Develop and validate a prognostic prediction model for clinical deterioration or death within days of pulmonary embolism (PE) diagnosis using point-of-care criteria. We used data from the PE Short-term Clinical Outcomes Registry populated by emergency departments in six states. The primary composite outcome was death, cardiac arrest, respiratory failure, dysrhythmia, sustained hypotension treated with fluid boluses or adrenergic agents, or reperfusion intervention within 5 days after PE. Candidate predictors were demographics, vital signs, comorbidities, and immediate right ventricle (RV) assessments (biomarkers and imaging).
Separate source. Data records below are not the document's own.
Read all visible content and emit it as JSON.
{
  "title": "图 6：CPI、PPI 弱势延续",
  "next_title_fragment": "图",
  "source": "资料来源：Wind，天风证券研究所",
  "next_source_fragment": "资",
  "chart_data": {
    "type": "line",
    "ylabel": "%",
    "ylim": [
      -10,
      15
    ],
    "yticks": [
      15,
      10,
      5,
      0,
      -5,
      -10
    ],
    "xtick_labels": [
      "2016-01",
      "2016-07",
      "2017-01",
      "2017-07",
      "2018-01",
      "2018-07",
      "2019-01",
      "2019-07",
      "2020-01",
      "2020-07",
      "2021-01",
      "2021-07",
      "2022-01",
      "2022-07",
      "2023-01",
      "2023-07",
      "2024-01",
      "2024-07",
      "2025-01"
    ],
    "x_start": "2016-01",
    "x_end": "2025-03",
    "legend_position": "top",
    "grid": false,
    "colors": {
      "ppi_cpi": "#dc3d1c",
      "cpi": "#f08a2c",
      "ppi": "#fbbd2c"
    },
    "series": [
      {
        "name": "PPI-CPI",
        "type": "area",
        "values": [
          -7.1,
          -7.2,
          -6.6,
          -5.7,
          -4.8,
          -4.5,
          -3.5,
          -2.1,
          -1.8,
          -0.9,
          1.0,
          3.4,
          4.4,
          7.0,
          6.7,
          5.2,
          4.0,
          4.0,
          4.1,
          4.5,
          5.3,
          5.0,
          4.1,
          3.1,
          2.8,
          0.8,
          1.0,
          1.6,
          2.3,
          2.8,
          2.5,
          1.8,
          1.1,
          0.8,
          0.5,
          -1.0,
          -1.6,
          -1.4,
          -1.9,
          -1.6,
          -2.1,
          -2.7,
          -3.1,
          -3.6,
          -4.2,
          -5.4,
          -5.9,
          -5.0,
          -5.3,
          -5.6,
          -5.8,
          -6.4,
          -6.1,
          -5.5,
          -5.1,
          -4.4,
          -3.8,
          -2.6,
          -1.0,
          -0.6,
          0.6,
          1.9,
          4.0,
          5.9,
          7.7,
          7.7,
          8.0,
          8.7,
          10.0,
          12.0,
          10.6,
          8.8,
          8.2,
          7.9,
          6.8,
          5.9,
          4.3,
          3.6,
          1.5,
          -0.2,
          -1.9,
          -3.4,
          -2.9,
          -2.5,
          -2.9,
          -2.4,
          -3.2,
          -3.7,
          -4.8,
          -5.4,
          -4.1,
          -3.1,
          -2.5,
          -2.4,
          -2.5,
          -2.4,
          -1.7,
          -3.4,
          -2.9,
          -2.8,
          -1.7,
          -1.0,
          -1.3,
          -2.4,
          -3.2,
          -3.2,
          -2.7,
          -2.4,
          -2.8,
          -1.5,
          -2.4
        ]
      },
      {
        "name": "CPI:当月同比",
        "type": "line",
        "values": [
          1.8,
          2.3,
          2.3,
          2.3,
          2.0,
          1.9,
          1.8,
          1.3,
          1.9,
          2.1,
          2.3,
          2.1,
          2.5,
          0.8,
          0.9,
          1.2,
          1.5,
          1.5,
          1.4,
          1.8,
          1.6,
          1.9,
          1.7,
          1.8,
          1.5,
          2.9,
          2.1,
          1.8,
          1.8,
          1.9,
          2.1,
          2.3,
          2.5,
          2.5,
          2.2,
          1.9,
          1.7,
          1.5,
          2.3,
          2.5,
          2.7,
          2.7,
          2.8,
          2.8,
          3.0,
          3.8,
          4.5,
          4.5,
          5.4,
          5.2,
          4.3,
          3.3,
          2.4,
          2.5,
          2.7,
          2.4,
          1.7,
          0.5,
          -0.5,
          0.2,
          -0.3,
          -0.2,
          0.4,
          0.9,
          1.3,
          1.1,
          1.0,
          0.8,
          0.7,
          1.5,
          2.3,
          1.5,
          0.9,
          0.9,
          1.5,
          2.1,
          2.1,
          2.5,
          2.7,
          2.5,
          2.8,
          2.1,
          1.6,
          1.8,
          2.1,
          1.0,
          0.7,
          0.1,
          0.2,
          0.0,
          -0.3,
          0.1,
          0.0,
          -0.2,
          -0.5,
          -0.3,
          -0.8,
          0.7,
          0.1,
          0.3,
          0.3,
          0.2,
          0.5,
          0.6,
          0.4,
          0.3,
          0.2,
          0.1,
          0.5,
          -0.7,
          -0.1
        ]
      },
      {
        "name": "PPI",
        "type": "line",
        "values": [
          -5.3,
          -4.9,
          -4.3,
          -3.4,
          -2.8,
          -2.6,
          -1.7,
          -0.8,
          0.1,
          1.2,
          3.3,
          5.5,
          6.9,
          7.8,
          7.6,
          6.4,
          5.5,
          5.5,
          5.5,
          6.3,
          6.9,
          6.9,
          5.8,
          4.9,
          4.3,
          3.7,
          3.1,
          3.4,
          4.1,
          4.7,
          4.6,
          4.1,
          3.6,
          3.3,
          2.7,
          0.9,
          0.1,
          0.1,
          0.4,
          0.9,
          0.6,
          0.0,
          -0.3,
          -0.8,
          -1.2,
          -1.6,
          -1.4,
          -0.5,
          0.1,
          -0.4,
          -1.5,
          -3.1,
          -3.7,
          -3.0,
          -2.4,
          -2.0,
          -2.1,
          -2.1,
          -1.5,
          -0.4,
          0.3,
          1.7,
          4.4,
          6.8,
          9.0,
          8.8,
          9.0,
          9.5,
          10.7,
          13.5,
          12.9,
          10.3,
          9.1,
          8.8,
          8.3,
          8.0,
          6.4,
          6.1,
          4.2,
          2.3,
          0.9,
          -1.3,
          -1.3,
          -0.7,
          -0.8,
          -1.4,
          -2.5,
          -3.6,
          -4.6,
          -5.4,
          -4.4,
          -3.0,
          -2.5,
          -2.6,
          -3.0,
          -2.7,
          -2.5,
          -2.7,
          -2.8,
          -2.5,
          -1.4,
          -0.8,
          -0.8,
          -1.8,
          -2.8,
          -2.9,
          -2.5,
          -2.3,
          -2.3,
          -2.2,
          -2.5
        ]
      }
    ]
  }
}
The prediction rule was developed from 935 PE patients using univariate analyses of 107 candidate variables followed by penalized and standard logistic regression on retained variables and tested on a validation database (N = 801). Logistic regression yielded a nine-variable model, then simplified to a nine-point tool (PE-SCORE): one point each for abnormal RV by echocardiography, abnormal RV by computed tomography, systolic blood pressure < 100 mmHg, dysrhythmia, suspected sepsis, syncope, medico-social reason for admission, abnormal heart rate [< 50 or > 100 bpm], and two points for renal disease. In the development database, 22.4% had the primary outcome. Predictive accuracy of logistic regression versus PE-SCORE models: 0.83 vs. 0.78 using area under receiver operating curve (AUC) and 0.61 vs. 0.50 using precision recall curve (AUCpr). In the validation database, 26.6% had the primary outcome. PE-SCORE had AUC 0.77 and AUCpr 0.63. As points increased, outcome proportions increased: a score of zero had 2% outcome, whereas scores of six and above had > 69.6% outcomes. In the validation dataset, scores of six and above had 100% outcomes. PE-SCORE model identifies PE patients at low and high-risk for clinical deterioration and may guide decisions about early outpatient management versus need for hospital-based monitoring and considerations for escalated PE interventions.